But can it? Last week the Greek parliament passed its fifth austerity package in just two years. Greek austerity is especially harsh. Although Greece is in its fourth year of a severe recession with real output down by 12% since 2007, the fiscal deficit as a proportion of GDP has been reduced by seven percentage points, a historically almost-unique achievement. But those policies were self-defeating. The debt-to-GDP ratio has exploded, government bond yields have stayed sky-high and both measures of business and consumer confidence are in freefall. The unemployment rate now stands at 21%. Young people are especially hard hit: unemployment among those aged younger than 25, already high before the crisis, stood at 40% in 2011. Consequently, company bankruptcies, suicide rates and crime have risen.

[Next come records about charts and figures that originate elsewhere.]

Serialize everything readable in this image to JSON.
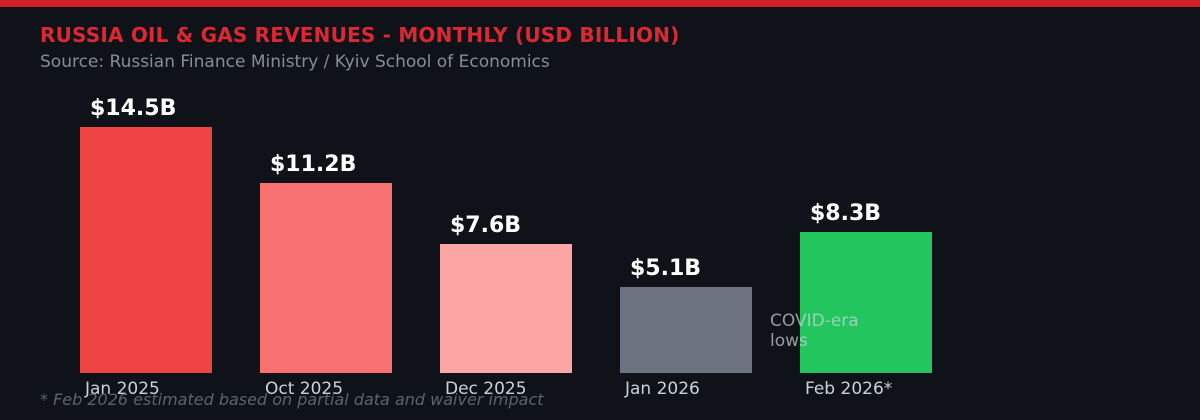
{
  "header": {
    "title": "RUSSIA OIL & GAS REVENUES - MONTHLY (USD BILLION)",
    "subtitle": "Source: Russian Finance Ministry / Kyiv School of Economics"
  },
  "chart_data": {
    "type": "bar",
    "title": "RUSSIA OIL & GAS REVENUES - MONTHLY (USD BILLION)",
    "categories": [
      "Jan 2025",
      "Oct 2025",
      "Dec 2025",
      "Jan 2026",
      "Feb 2026*"
    ],
    "values": [
      14.5,
      11.2,
      7.6,
      5.1,
      8.3
    ],
    "value_labels": [
      "$14.5B",
      "$11.2B",
      "$7.6B",
      "$5.1B",
      "$8.3B"
    ],
    "bar_colors": [
      "#ef4444",
      "#f87171",
      "#fca5a5",
      "#6b7280",
      "#22c55e"
    ],
    "unit": "USD billion per month",
    "ylim": [
      0,
      15
    ],
    "grid": false,
    "legend": false,
    "annotation": "COVID-era lows",
    "annotation_target": "Feb 2026*"
  },
  "footnote": "* Feb 2026 estimated based on partial data and waiver impact",
  "colors": {
    "background": "#10121a",
    "accent_strip": "#cf2127",
    "title_red": "#dc2830",
    "subtitle_gray": "#878d98",
    "category_gray": "#ccd1d9",
    "value_white": "#ffffff",
    "footnote_gray": "#5c636f"
  }
}
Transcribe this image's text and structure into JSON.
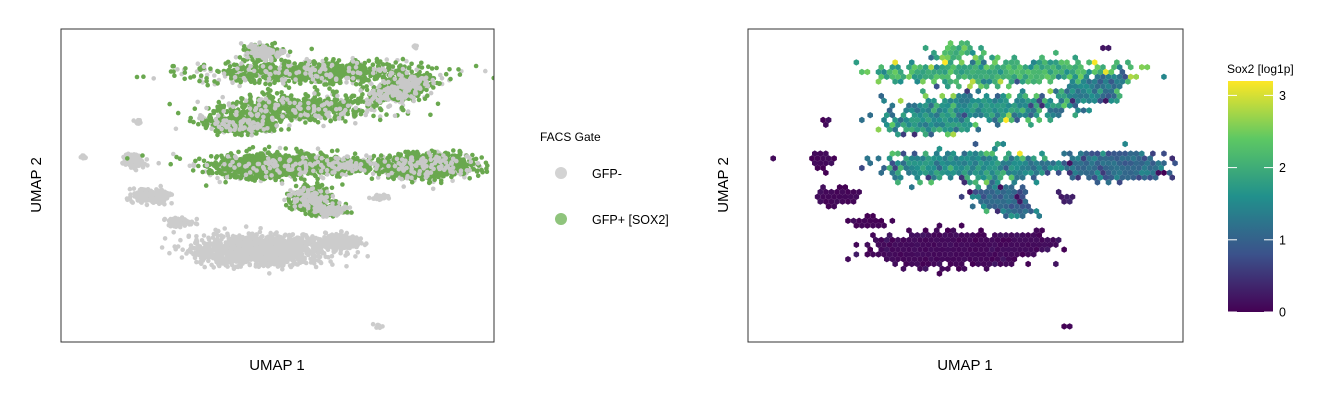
{
  "chart_data": [
    {
      "type": "scatter",
      "xlabel": "UMAP 1",
      "ylabel": "UMAP 2",
      "legend": {
        "title": "FACS Gate",
        "position": "right",
        "entries": [
          {
            "label": "GFP-",
            "color": "#d3d3d3"
          },
          {
            "label": "GFP+ [SOX2]",
            "color": "#6aa84f"
          }
        ]
      },
      "grid": false,
      "series": [
        {
          "name": "GFP-",
          "color": "#cccccc"
        },
        {
          "name": "GFP+ [SOX2]",
          "color": "#6aa84f"
        }
      ]
    },
    {
      "type": "heatmap",
      "xlabel": "UMAP 1",
      "ylabel": "UMAP 2",
      "colorbar": {
        "title": "Sox2 [log1p]",
        "position": "right",
        "range": [
          0,
          3.2
        ],
        "ticks": [
          {
            "value": 0,
            "label": "0"
          },
          {
            "value": 1,
            "label": "1"
          },
          {
            "value": 2,
            "label": "2"
          },
          {
            "value": 3,
            "label": "3"
          }
        ],
        "colormap": "viridis",
        "colors": [
          "#440154",
          "#3b528b",
          "#21908c",
          "#5dc863",
          "#fde725"
        ]
      },
      "grid": false
    }
  ]
}
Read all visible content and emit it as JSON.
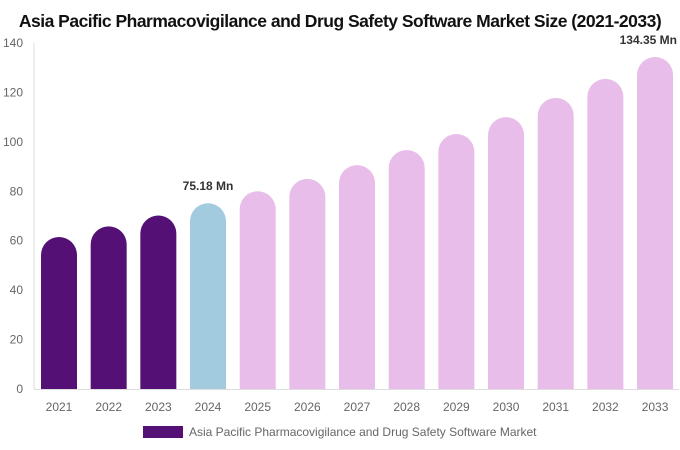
{
  "chart_data": {
    "type": "bar",
    "title": "Asia Pacific Pharmacovigilance and Drug Safety Software Market Size (2021-2033)",
    "categories": [
      "2021",
      "2022",
      "2023",
      "2024",
      "2025",
      "2026",
      "2027",
      "2028",
      "2029",
      "2030",
      "2031",
      "2032",
      "2033"
    ],
    "series": [
      {
        "name": "Asia Pacific Pharmacovigilance and Drug Safety Software Market",
        "values": [
          61.5,
          65.8,
          70.2,
          75.18,
          80.0,
          85.0,
          90.6,
          96.7,
          103.2,
          110.0,
          117.8,
          125.5,
          134.35
        ]
      }
    ],
    "data_labels": {
      "3": "75.18 Mn",
      "12": "134.35 Mn"
    },
    "ylim": [
      0,
      140
    ],
    "yticks": [
      0,
      20,
      40,
      60,
      80,
      100,
      120,
      140
    ],
    "grid": false,
    "legend_position": "bottom",
    "colors": {
      "historical": "#541074",
      "current": "#a3cbdf",
      "forecast": "#e8bde9"
    },
    "color_groups": [
      "historical",
      "historical",
      "historical",
      "current",
      "forecast",
      "forecast",
      "forecast",
      "forecast",
      "forecast",
      "forecast",
      "forecast",
      "forecast",
      "forecast"
    ]
  }
}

Heavily influenced by the German finance ministry, the solution of the troika (the EU Commission, the IMF and the ECB) to austerity's failure is even more austerity. Together with the EU Commission and the ECB, German finance minister Wolfgang Schäuble still strongly believes in the confidence-creating power of fiscal austerity, although they have been proved wrong. Those beliefs underlay all of the troika's growth forecasts upon which the goals for deficit reduction were based. Since there was no upswing in confidence, growth fell precipitously and the government systematically missed the agreed goals.
All this was predictable – and actually predicted. In a 2003 study that analysed 133 IMF austerity programmes, the IMF's independent evaluation office found exactly the same scheme of self-defeating austerity caused by the underestimation of its disastrous effects on economic growth.
Unimpressed by those facts, German policy-makers have begun blaming Greek ineptitude for the failure to consolidate the budget. This is why they have proposed a budget viceroy for Greece and an extra account for Greek tax incomes dedicated to service the public debt, far away from the government's reach. Because Germans believe their belt-tightening in the 2000s was such a success, its failure in other countries has to be due to those governments' moral flaws.
However, both the tale of the successful German reforms and their prescription to the rest of the eurozone are based on a fallacy: the fallacy that every country can export more than it imports. A closer look at Germany's economic experience for most of its eurozone membership reveals that only trade surpluses were keeping Germany from economic collapse. Half of Germany's dismal economic growth of just 1.7% on average between 1999 and 2007 – the second lowest in the eurozone – was driven by trade surpluses. Those are, by definition, the deficits of someone else.
Far from being a growth engine, the reforms of the 2000s depressed German internal demand and thus imports, much the same as they do in Greece nowadays. They also depressed German loan demand and squeezed bank profits. At the time, the southern economies were the perfect solution for Germany's self-inflicted economic problems. German banks could expand their business by lending them the money to purchase the goods that Germans could no longer afford themselves. Manufacturers and banks were happy. Germany's beggar-thy-neighbour policies only worked because others pursued the exact opposite policies.
This is why the eurozone-wide adoption of austerity cannot work. Greek demand for German goods is small, but Spanish, Italian, French, Portuguese and Irish imports amounts to a large share of German exports. Germany's flawed policies for the eurozone are bound to backfire. Europe is in dire need of new lazy spendthrifts. Unfortunately, today nobody is willing to play that part.